Can Armstrong’s televised mea culpa pave the way for his eventual redemption? It’s possible, as long as he studied up on these memorable public apologies before sitting down with Oprah. Here’s what we’d like to see from Armstrong’s upcoming confession — as inspired by the contrite men who came before him.
Get straight to the point
When Winfrey brings up the doping scandal, Armstrong should swiftly admit to wrongdoing — and say, firmly and simply, that he’s sorry. That was Bill Clinton’s strategy when he addressed the nation on Aug. 17, 1998, admitting that he “did have a relationship with [Monica] Lewinsky that was not appropriate. In fact, it was wrong.”
Of course, that scandal didn’t end with Clinton’s apology — but the frank nature of his statement made it effective nevertheless. Also worth keeping in mind: Nearly 15 years later, everybody loves Clinton again, meaning that all Lance may really need to ensure our forgiveness is time.
Show genuine emotion
Nobody’s asking for dramatic crocodile tears or theatrical voice-quivering. Authentic emotion, though, could humanize Armstrong, much like it did Tiger Woods in his 2010 infidelity apology. Woods seemed truly choked up as he spoke about his shame and vigorously defended his wife Elin, proving that he’s more than an athletic robot.

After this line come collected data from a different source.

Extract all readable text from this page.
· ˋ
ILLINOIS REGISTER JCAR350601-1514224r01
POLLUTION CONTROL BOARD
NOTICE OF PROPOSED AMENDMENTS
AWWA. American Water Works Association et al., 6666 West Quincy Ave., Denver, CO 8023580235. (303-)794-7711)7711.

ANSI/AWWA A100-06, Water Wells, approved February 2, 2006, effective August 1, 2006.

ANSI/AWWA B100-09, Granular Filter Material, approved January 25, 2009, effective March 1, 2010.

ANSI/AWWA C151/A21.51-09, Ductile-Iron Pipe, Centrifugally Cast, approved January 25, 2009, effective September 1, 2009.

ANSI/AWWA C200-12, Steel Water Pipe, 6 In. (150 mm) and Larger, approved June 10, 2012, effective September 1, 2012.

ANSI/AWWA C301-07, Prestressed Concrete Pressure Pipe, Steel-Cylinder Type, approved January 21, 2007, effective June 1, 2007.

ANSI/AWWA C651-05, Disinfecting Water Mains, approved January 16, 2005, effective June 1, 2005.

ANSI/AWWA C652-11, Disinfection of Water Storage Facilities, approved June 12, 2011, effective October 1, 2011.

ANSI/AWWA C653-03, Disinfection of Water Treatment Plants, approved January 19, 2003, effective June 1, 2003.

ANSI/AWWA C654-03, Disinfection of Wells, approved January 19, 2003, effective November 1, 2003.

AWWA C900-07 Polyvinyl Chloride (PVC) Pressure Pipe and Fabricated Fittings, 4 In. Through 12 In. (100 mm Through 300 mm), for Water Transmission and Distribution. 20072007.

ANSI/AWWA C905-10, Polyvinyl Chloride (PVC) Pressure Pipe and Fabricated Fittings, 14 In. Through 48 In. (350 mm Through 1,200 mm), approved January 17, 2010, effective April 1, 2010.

Hugh Grant’s stutter-filled 1995 Tonight Show appearance — in which he admitted that being arrested for “lewd conduct” with a prostitute was “a bad thing” — may be the most successful public apology ever given by a celebrity. The Brit didn’t just rely on his natural charm: He quickly owned up to what he had done, saying that it would be “bollocks” to make excuses for it and expressing his gratitude to those who had written him letters of support. If Armstrong wants sympathy, he’d do well to eat a slice of humble pie with Oprah.
Michael Richards got off to a good start when he appeared on the Late Show shortly after his infamous, expletive-filled comedy club rant in 2006 — or, at least, a good a start as could be expected. But after admitting to losing his temper onstage, Richards went off the rails, citing everything from general race relations and Hurricane Katrina to jujitsu and “the rage” inside him. It also didn’t help that he kept referring to black people by using the dated term “Afro-Americans.” The moral of the story for Armstrong: Stay on message, and don’t try to blame your actions on a hurricane.
Actually sound, you know, sorry
Partway through his post-rant 2006 interview with Diane Sawyer, Mel Gibson told the newswoman that he was getting tired of atoning for his sins: “I’ve apologized more than anyone I know, so it’s getting old.”
True as that may have been, the statement didn’t exactly make Gibson sound like he really regretted getting drunk and lobbing anti-Semitic slurs at a police officer — and his weirdly jokey, twitchy demeanor also didn’t help matters. So please, Lance — even if you don’t think you did anything wrong, try at least to sound like you did. If you’re believable enough, you might even convince yourself it’s true.